Windows 2008 Cluster Testing on the Cheap

I'm successfully testing Windows 2008 Clustering without expensive SAN storage.  Not everyone has extra servers and a SAN to play with.  What I did have was an HP BL460C blade server with internal SAS hard disks and a free copy of VMWare ESXi 4.1. 

After installing ESX, I built two Windows Server 2008 R2 Enterprise Edition VM's.  To create the shared storage, I simply created a shared disk in VMware.  To do this, launch the vSphere client, connect to your ESX server (or vCenter server if you have one), navigate to the first 2008 VM, right-click and Edit Settings.

Click Add, select Hard Disk and select "Create a new Virtual Disk".  Next, select the size of the disk, and select the "support clustering features" checkbox as shown in figure 4.  That allows two VMs to access the same disk without an exclusive lock.  Next, choose a virtual device node (a virtual LUN ID).  Shared disks can not be on SCSI adapter 0 under VMware, so select 1:0.  This will automatically create a second virtual SCSI adapter.
Figure 4 - Adding a clusterable VM disk
After creating the new disk, you will see a new SCSI adapter in the hardware list of the VM.  Select this new SCSI adapter, and set the SCSI Bus Sharing mode to Virtual.
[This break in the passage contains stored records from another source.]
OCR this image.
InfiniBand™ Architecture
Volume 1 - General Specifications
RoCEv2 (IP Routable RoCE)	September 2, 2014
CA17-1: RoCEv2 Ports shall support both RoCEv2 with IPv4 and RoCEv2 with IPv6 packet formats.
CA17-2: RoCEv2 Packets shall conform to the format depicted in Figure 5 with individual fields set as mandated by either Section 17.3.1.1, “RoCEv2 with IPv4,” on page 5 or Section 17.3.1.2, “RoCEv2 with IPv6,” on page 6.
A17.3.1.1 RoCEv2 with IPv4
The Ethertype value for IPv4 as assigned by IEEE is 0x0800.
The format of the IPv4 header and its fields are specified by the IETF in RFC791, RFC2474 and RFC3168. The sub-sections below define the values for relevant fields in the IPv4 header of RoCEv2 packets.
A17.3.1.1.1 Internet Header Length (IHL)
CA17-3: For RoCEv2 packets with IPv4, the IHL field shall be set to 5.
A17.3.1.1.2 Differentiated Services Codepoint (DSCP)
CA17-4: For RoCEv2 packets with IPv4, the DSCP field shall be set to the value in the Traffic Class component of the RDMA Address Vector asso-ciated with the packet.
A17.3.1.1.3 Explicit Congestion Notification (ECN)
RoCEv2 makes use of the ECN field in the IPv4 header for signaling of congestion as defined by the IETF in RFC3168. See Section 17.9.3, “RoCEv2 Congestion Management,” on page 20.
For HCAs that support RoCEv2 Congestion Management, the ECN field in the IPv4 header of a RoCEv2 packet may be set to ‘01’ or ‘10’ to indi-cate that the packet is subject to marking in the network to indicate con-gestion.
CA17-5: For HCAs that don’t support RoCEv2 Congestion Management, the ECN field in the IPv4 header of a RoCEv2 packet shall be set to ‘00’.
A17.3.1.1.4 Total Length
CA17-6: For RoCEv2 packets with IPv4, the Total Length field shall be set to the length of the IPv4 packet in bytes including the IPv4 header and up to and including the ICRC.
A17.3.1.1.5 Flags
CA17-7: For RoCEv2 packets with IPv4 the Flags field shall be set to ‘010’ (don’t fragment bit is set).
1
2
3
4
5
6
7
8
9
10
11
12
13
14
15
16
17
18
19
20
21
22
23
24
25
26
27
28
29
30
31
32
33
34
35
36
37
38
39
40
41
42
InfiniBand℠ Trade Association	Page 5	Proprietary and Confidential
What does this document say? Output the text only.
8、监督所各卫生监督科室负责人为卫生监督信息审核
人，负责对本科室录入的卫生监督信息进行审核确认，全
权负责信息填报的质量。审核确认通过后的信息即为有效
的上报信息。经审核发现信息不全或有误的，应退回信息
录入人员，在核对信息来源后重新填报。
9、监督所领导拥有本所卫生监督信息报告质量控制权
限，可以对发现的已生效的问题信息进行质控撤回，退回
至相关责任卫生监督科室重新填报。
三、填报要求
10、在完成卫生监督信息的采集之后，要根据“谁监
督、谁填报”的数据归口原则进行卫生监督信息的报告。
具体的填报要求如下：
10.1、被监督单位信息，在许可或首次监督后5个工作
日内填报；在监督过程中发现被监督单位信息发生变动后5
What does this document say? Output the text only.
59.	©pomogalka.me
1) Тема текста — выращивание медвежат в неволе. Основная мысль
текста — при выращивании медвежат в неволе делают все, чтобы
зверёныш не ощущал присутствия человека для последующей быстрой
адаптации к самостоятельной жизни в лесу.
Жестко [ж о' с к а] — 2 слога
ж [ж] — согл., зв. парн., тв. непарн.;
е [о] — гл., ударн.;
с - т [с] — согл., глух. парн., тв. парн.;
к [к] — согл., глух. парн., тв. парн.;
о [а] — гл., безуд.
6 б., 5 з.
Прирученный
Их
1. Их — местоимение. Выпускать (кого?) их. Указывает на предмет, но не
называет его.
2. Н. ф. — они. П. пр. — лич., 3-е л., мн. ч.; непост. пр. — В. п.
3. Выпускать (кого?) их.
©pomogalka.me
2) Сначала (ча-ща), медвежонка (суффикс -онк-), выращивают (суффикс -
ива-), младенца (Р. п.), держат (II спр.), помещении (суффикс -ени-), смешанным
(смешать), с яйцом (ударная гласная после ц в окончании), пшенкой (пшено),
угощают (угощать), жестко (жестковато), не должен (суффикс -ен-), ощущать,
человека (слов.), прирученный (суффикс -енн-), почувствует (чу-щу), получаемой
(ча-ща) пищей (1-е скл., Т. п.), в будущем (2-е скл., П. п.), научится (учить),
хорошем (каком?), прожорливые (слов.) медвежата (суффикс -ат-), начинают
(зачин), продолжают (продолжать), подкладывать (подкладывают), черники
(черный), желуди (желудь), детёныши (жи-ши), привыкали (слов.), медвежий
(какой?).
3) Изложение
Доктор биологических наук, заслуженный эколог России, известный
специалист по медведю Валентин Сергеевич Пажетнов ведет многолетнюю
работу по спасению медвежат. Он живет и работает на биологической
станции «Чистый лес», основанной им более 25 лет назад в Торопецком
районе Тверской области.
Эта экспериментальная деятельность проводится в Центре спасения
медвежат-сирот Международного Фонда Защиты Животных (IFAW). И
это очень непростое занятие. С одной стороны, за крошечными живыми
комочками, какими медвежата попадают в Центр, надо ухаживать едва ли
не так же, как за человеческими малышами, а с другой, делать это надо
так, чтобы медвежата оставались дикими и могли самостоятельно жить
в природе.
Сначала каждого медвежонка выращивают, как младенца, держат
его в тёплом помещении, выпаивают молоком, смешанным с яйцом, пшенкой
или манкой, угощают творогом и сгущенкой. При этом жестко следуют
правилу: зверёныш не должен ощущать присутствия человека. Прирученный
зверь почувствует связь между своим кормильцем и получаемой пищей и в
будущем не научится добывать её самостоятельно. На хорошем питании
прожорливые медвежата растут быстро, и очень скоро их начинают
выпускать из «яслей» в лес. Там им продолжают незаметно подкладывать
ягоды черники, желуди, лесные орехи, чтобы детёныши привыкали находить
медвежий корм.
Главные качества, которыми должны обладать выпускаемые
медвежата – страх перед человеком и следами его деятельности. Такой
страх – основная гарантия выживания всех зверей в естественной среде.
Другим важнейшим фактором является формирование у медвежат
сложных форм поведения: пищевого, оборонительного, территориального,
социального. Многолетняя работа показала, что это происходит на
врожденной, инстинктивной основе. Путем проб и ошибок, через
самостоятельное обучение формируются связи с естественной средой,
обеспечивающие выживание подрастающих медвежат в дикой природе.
OK, node 1 of our cluster can see the new disk.  Now let's add it to our second node.  Navigate to the other 2008 VM, and edit settings.  Add a hard disk, this time select existing disk.  Browse to the new disk (stored in the first 2008 VM's folder) and add it.  Again, select SCSI 1:0 and change the new SCSI adapter's sharing mode to virtual.  Done!  Now you can cluster the 2008 VM's using your shared virtual disk.

There you go, Windows 2008 Cluster testing on the cheap!  Happy testing.